I am running into a situation where MySQL is not using the index for ORDER BY, and instead dropping to filesort, which is quite slow for what I need to do. I am using MySQL 5.0.16-max on Windows (but I have also witnessed this with MySQL 5.x on Linux).

I have a simple table with 4 columns and some compound indices on the first 3 columns:

CREATE TABLE gen ( a int(11) default NULL, b int(11) default NULL, c int(11) default NULL, d int(11) default NULL, KEY abc (a,b,c), KEY bc (b,c), KEY c (c)) ENGINE=MyISAM;

I wish to run the following query over this table:

select a, b, c, d from gen order by a;

It seems that this query should use the first index (‘abc’) for the sort, instead of a ‘filesort’; however, that’s not what actually happens:

mysql> explain select a, b, c, d from gen order by a;±—±------------±------±-----±--------------±-----±--------±-----±-------±---------------+| id | select_type | table | type | possible_keys | key | key_len | ref | rows | Extra |±—±------------±------±-----±--------------±-----±--------±-----±-------±---------------+| 1 | SIMPLE | gen | ALL | NULL | NULL | NULL | NULL | 200000 | Using filesort |±—±------------±------±-----±--------------±-----±--------±-----±-------±---------------+1 row in set (0.00 sec)

Even if I supply “use index(abc)” on the query above, it still does filesort.

The only way I can get the query to use the index and not do the filesort is by doing a “select a from gen order by a;” (or, more generally, if the “select” clause picks only data already in the index).

This is quite puzzling to me, it seems there’s no reason why MySQL would not use the index for the sort in this case, since it’s basically free!

I have spent considerable time reading various posts on this topic, and I thought I would open up this discussion to more people on the list to see if anyone has other ideas.

For reference, here are some of the more relevant articles I read on the topic:

http://www.mysqlperformanceblog.com/2006/09/01/order-by-limi t-performance-optimization/
http://dev.mysql.com/doc/refman/5.0/en/order-by-optimization .html
[URL=“http://MySQL :: MySQL 8.0 Reference Manual :: 13.2.10.2 JOIN Clause”]http://dev.mysql.com/doc/refman/5.0/en/join.html[/URL]

Thanks in advance for any thoughts/comments,

Razvan.

Hi Surdules,

I’m not sure, but I imagine if you don’t select column d then it’ll use the index just fine.

With col d present in the select, MySQL has 2 options (and maybe some others too I imagine):

  1. Table scan the whole table, filesort it, return the result
  2. Index scan the whole (abc) index, and for each leaf do a lookup on the table to grab the value of d.

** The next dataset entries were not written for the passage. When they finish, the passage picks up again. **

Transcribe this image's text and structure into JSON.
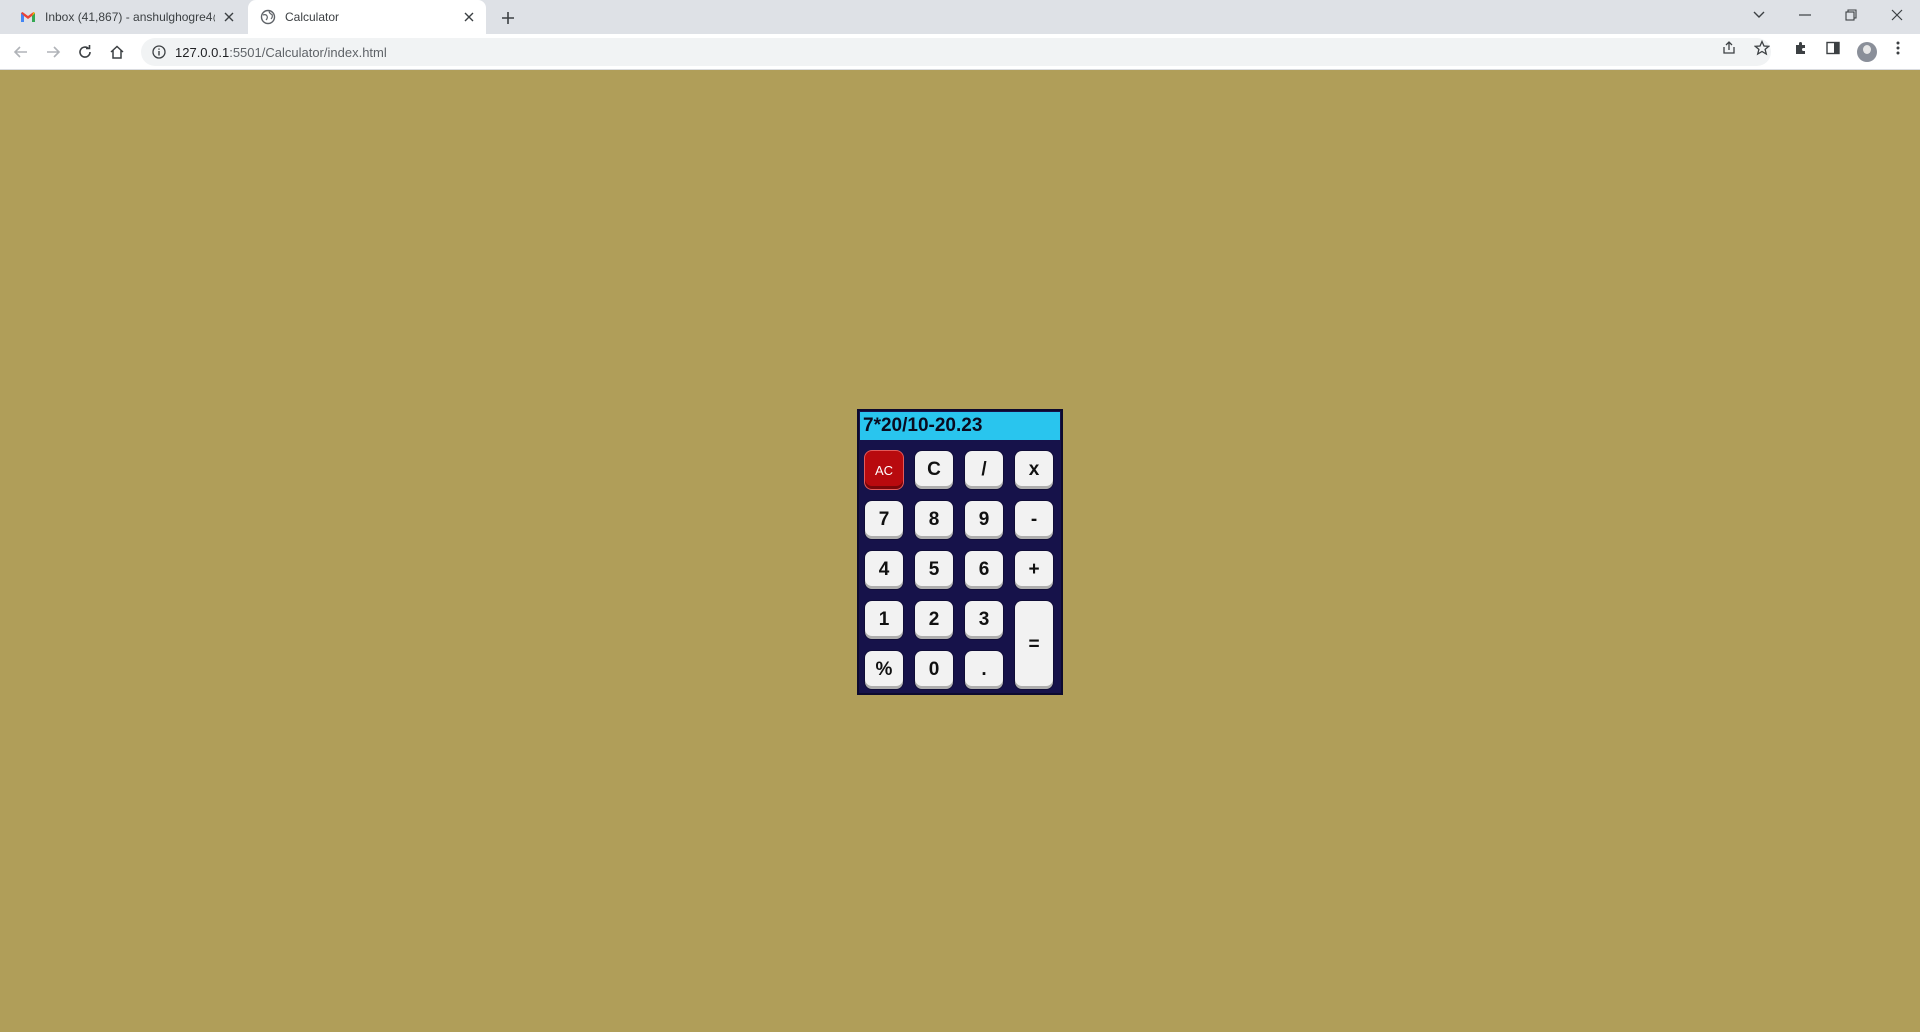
{
  "browser": {
    "tabs": [
      {
        "title": "Inbox (41,867) - anshulghogre4@",
        "icon": "gmail-icon",
        "active": false
      },
      {
        "title": "Calculator",
        "icon": "globe-icon",
        "active": true
      }
    ],
    "url": {
      "host": "127.0.0.1",
      "rest": ":5501/Calculator/index.html"
    }
  },
  "calculator": {
    "display": "7*20/10-20.23",
    "colors": {
      "page_bg": "#b09e59",
      "body_bg": "#16124a",
      "display_bg": "#29c5ee",
      "ac_bg": "#b80a0e",
      "key_bg": "#f2f2f2"
    },
    "keys": {
      "ac": "AC",
      "clear": "C",
      "divide": "/",
      "multiply": "x",
      "seven": "7",
      "eight": "8",
      "nine": "9",
      "minus": "-",
      "four": "4",
      "five": "5",
      "six": "6",
      "plus": "+",
      "one": "1",
      "two": "2",
      "three": "3",
      "equals": "=",
      "percent": "%",
      "zero": "0",
      "dot": "."
    }
  }
}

I think that to avoid the possibility of random disk seeking when grabbing the d values in option 2, it prefers option 1

It’s a shame that MySQL doesn’t seem to be smart enough to factor-in whether data is in memory or not, because if it is then the cost of random lookups in the table/datafile for d would be very low, and so I’m pretty sure 2) would be the best execution plan by far.

If your table was on physical disk then I imagine that 1) would be faster.

Anyone know if there’s a nice way to hint to MySQL that it should use option2? (other than force index which should work I think)

HTH,
Toasty

Exactly, I agree that 2) seems more sensible ESPECIALLY if MySQL may already have the data in memory.

Now, let’s say MySQL doesn’t have it cached. In that case, a filesort seems to mean:

  • copy the entire table to a temporary file (this is presumably a linear read/write, so should be fast)
  • sort the temporary file (this probably requires tons of non-linear seeks, reads, and writes)
  • start streaming the temporary file back to the user (this is also presumably a linear read, so should be fast)

At the end of the day, it’s not clear to me that following the index leaves generates MORE disk seeks than the filesort.

Is the MySQL filesort algorithm described somewhere?

BTW, even with a “FORCE INDEX(abc)”, the query above still does a filesort I believe.

Thanks,

Razvan.

Surdules,

Force index unfortunately does not apply to order by.

But my first question is is it really faster to use index based retrieval in this case ? For larger tables full table is better accessed with filesort than full table scan by index, this is why MySQL optimizes it.

Try adding some large LIMIT to your query it is good way to force it to use index for order by.

You also can add d as last column to the index in this case MySQL should see it will be index covered query and use index even if it is full table sort.